Fossils of sauropodomorph embryos in a bone bed in Lufeng County contained individual embryos in different stages of development, providing researchers an unprecedented chance to analyze the embryonic development of a prehistoric species, the journal Nature reported Wednesday.
Robert Reisz from the University of Toronto and his colleagues discovered eggshells and more than 200 dis-articulated bones dating to the Early Jurassic period, 197 million to 190 million years ago.
They represent the earliest knows examples of dinosaurs in the embryo state, the researchers said.
"Most of our record of dinosaur embryos is concentrated in the Late Cretaceous period," David Evans, curator of vertebrate paleontology at the Royal Ontario Museum in Toronto said. "This [study] takes a detailed record of dinosaur embryology and pushes it back over 100 million years."

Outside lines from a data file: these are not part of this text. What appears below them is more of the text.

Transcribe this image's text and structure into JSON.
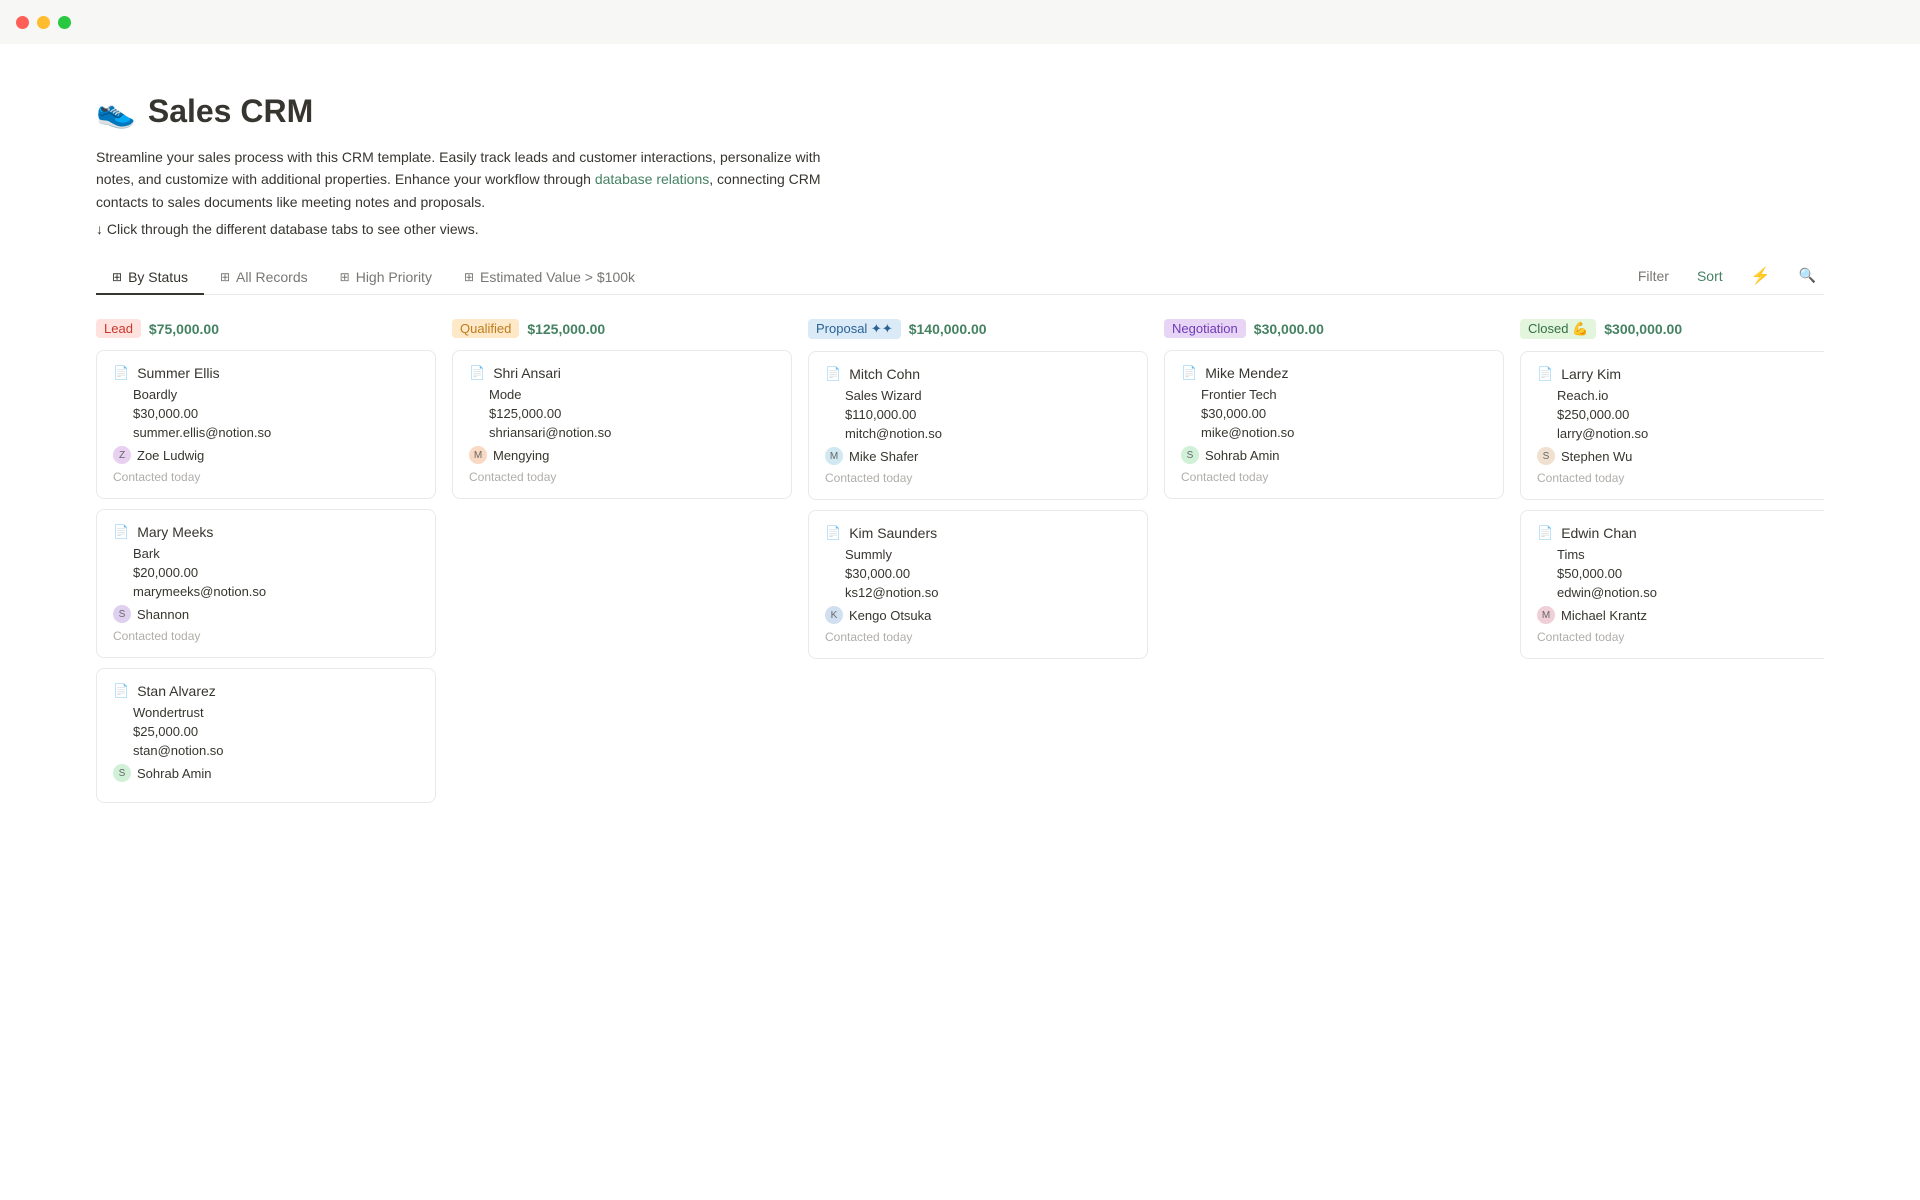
{
  "titlebar": {
    "dots": [
      "red",
      "yellow",
      "green"
    ]
  },
  "page": {
    "icon": "👟",
    "title": "Sales CRM",
    "description1": "Streamline your sales process with this CRM template. Easily track leads and customer interactions, personalize with notes, and customize with additional properties. Enhance your workflow through ",
    "description_link": "database relations",
    "description2": ", connecting CRM contacts to sales documents like meeting notes and proposals.",
    "hint": "↓ Click through the different database tabs to see other views."
  },
  "tabs": [
    {
      "id": "by-status",
      "label": "By Status",
      "icon": "⊞",
      "active": true
    },
    {
      "id": "all-records",
      "label": "All Records",
      "icon": "⊞",
      "active": false
    },
    {
      "id": "high-priority",
      "label": "High Priority",
      "icon": "⊞",
      "active": false
    },
    {
      "id": "estimated-value",
      "label": "Estimated Value > $100k",
      "icon": "⊞",
      "active": false
    }
  ],
  "toolbar": {
    "filter": "Filter",
    "sort": "Sort",
    "lightning": "⚡",
    "search": "🔍"
  },
  "columns": [
    {
      "id": "lead",
      "status_label": "Lead",
      "status_class": "status-lead",
      "total_value": "$75,000.00",
      "cards": [
        {
          "name": "Summer Ellis",
          "company": "Boardly",
          "value": "$30,000.00",
          "email": "summer.ellis@notion.so",
          "assignee": "Zoe Ludwig",
          "assignee_class": "av-zoe",
          "contacted": "Contacted today"
        },
        {
          "name": "Mary Meeks",
          "company": "Bark",
          "value": "$20,000.00",
          "email": "marymeeks@notion.so",
          "assignee": "Shannon",
          "assignee_class": "av-shannon",
          "contacted": "Contacted today"
        },
        {
          "name": "Stan Alvarez",
          "company": "Wondertrust",
          "value": "$25,000.00",
          "email": "stan@notion.so",
          "assignee": "Sohrab Amin",
          "assignee_class": "av-sohrab",
          "contacted": ""
        }
      ]
    },
    {
      "id": "qualified",
      "status_label": "Qualified",
      "status_class": "status-qualified",
      "total_value": "$125,000.00",
      "cards": [
        {
          "name": "Shri Ansari",
          "company": "Mode",
          "value": "$125,000.00",
          "email": "shriansari@notion.so",
          "assignee": "Mengying",
          "assignee_class": "av-mengying",
          "contacted": "Contacted today"
        }
      ]
    },
    {
      "id": "proposal",
      "status_label": "Proposal ✦✦",
      "status_class": "status-proposal",
      "total_value": "$140,000.00",
      "cards": [
        {
          "name": "Mitch Cohn",
          "company": "Sales Wizard",
          "value": "$110,000.00",
          "email": "mitch@notion.so",
          "assignee": "Mike Shafer",
          "assignee_class": "av-mikeshafer",
          "contacted": "Contacted today"
        },
        {
          "name": "Kim Saunders",
          "company": "Summly",
          "value": "$30,000.00",
          "email": "ks12@notion.so",
          "assignee": "Kengo Otsuka",
          "assignee_class": "av-kengo",
          "contacted": "Contacted today"
        }
      ]
    },
    {
      "id": "negotiation",
      "status_label": "Negotiation",
      "status_class": "status-negotiation",
      "total_value": "$30,000.00",
      "cards": [
        {
          "name": "Mike Mendez",
          "company": "Frontier Tech",
          "value": "$30,000.00",
          "email": "mike@notion.so",
          "assignee": "Sohrab Amin",
          "assignee_class": "av-sohrab",
          "contacted": "Contacted today"
        }
      ]
    },
    {
      "id": "closed",
      "status_label": "Closed 💪",
      "status_class": "status-closed",
      "total_value": "$300,000.00",
      "cards": [
        {
          "name": "Larry Kim",
          "company": "Reach.io",
          "value": "$250,000.00",
          "email": "larry@notion.so",
          "assignee": "Stephen Wu",
          "assignee_class": "av-stephen",
          "contacted": "Contacted today"
        },
        {
          "name": "Edwin Chan",
          "company": "Tims",
          "value": "$50,000.00",
          "email": "edwin@notion.so",
          "assignee": "Michael Krantz",
          "assignee_class": "av-michael",
          "contacted": "Contacted today"
        }
      ]
    }
  ]
}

The embryos also provided clues to how adult sauropodomorphs were able to grow to be 30 feet long, larger than any other terrestrial animal alive during the period.
The fossil embryos showed evidence of rapid, sustained embryonic growth and short incubation times, researchers said, and the dinosaurs probably maintained this extreme rate of growth after hatching in an effort to evade predation by outgrowing their predators.
"This may be a model to explain gigantism in this group," Reisz said.